Monday, November 28, 2005

Victory in Iraq

Barbara O'Brien has an interesting post on war over at Mahablog. She very cogently deconstructs the idea that the concept of "victory" applies to the kind of wars we've been fighting for the last 60 years.

Since World War II, how many wars have been fought on this planet that somebody, totally and finally, won? There’s the Chinese Civil War, which left the Communists in charge of all of China, and North Vietnam certainly won the Vietnam War, even if the U.S. never formally conceded that it lost. But of course Vietnam wasn't a formal war to begin with, which is part of the problem.

In the old days one nation would declare war on another nation, and then the two of them (and their allies) would pound the stuffing out of each other until one of them surrendered. Then treaties would be signed and the war would be declared over. In other words, there was a mutually agreed upon beginning and end to the war, and a mutually agreed upon result. That sort of thing doesn't seem to happen much any more, does it?

Instead, we have "police actions" and other military activies that aren't formally declared wars, and the enemy is not a nation but some amorphous entity with shifting territories, or no territories, and leadership as ephemeral as ghosts. Conflicts go on for years, for generations, with no apparent resolution. That seems to be the nature of war these days.

In our current war, even if some of the big names on the other side, like bin Laden or Zarqawi, were to formally capitulate and signal an end to conflict (which I can't imagine would ever happen), it wouldn't mean much. Neither of these guys were elected, notice. They're just guys who jumped in to lead at a time when people wanted leading. If they go, others will take their place, and the conflict will continue.

In a World War II-style conflict, armies conquered territories and destroyed enemy armies so that the enemy leaders would agree to surrender. And when the leaders surrendered, the soldiers (as a rule) would stop fighting and go home. These days we have enemies with no territory to conquer and leaders who lack authority to surrender. So how can there be an old-fashioned, VE Day victory? It's odd to even think in those terms any more, yet that seems to be what the pro-war Right wants.

And, Lord knows, Bush intended to give it to them. That's what the flight suit victory prance was supposed to be. And, in a narrow sense, the enemy Bush set out to vanquish in mid-March 2003 was pretty much vanquished. But in the process we made new and worse enemies. And so the war continues, and there will be no mutually agreed upon end to it. Indeed, in the insurgents v. "coalition" war, as opposed to the jihadists v. "coalition" war, we really have reached a stalemate; the insurgents fight because we're there, and the U.S. stays because the insurgents are fighting us. And our true enemies, the jihadists, are more strengthened than weakened by our prosecution of the war. The very means we use to vanquish them -- bombs, checkpoints, white phosphorous, prisons -- give them and their cause energy and focus. Truly, the Iraq War is probably the best thing that ever happened to al Qaeda.

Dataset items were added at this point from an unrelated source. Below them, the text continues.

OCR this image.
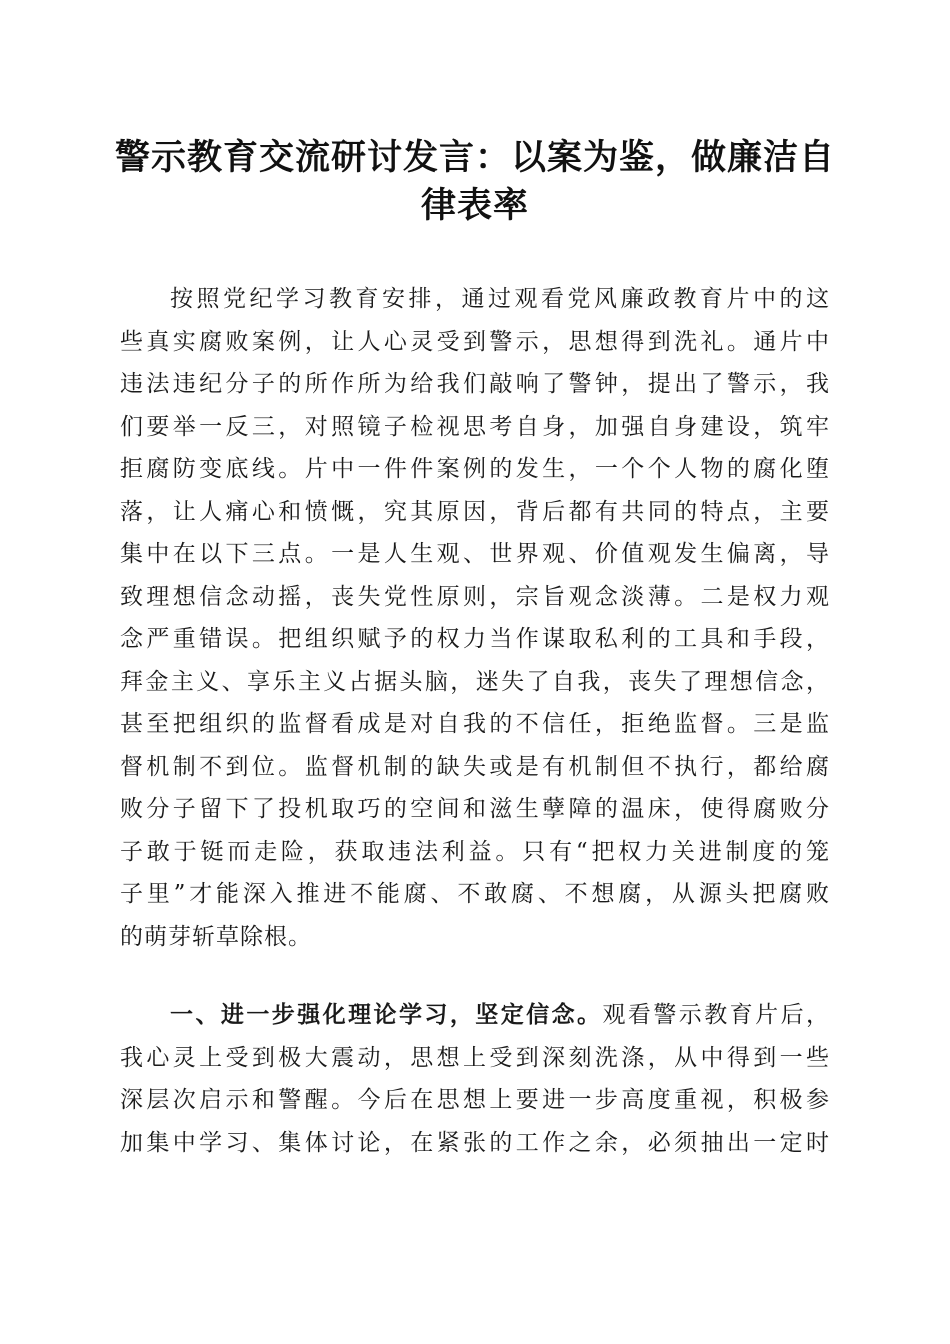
警示教育交流研讨发言：以案为鉴，做廉洁自
律表率
按照党纪学习教育安排，通过观看党风廉政教育片中的这
些真实腐败案例，让人心灵受到警示，思想得到洗礼。通片中
违法违纪分子的所作所为给我们敲响了警钟，提出了警示，我
们要举一反三，对照镜子检视思考自身，加强自身建设，筑牢
拒腐防变底线。片中一件件案例的发生，一个个人物的腐化堕
落，让人痛心和愤慨，究其原因，背后都有共同的特点，主要
集中在以下三点。一是人生观、世界观、价值观发生偏离，导
致理想信念动摇，丧失党性原则，宗旨观念淡薄。二是权力观
念严重错误。把组织赋予的权力当作谋取私利的工具和手段，
拜金主义、享乐主义占据头脑，迷失了自我，丧失了理想信念，
甚至把组织的监督看成是对自我的不信任，拒绝监督。三是监
督机制不到位。监督机制的缺失或是有机制但不执行，都给腐
败分子留下了投机取巧的空间和滋生孽障的温床，使得腐败分
子敢于铤而走险，获取违法利益。只有“把权力关进制度的笼
子里”才能深入推进不能腐、不敢腐、不想腐，从源头把腐败
的萌芽斩草除根。
一、进一步强化理论学习，坚定信念。观看警示教育片后，
我心灵上受到极大震动，思想上受到深刻洗涤，从中得到一些
深层次启示和警醒。今后在思想上要进一步高度重视，积极参
加集中学习、集体讨论，在紧张的工作之余，必须抽出一定时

Bush talks about victory without explaining what victory will look like, which is something you have to explain these days. His job is made more difficult by the fact that the objectives presented to the American people before the invasion turned out to be more amorphous than al Qaeda. If you have no firm objectives, how do you know when you've accomplished them?

To apologists for war like Captain Ed, who denounce setting a timetable for withdrawal from Iraq and insist that "the only timetable that matters is victory," Barbara responds:

That sounds grand, and we could probably take all the time we wanted if we were having our war in our own country. But since we're having it in someone else's country, and they're fixin' to kick us out, it's about time to finish our drinks and find the car keys, so to speak.

Aptly put. But I think it's precisely because we're in someone else's country that people like Captain Ed feel we can take all the time we need to get to "victory." Except for the extremely small percentage of the U.S. population that is fighting in Iraq, no Americans are dying because of the war. No one is sacrificing anything in our country except those relatively few soldiers and their families. There are no kidnappings, summary executions, soldiers breaking into houses, roadside bombings, or suicide bombers in the United States. Not only that, but the war is extremely profitable for big business and high-priced consultants. I very much doubt that if the war were in our country, Captain Ed and others of his ilk would be quite so willing to say, "Hey, however long it takes."

1 comment:

Martin said...

"In the old days..."

You mean like the 100 years war or the War of the Roses or the World War of Europe parts I and II?

They really don't make them like they used to.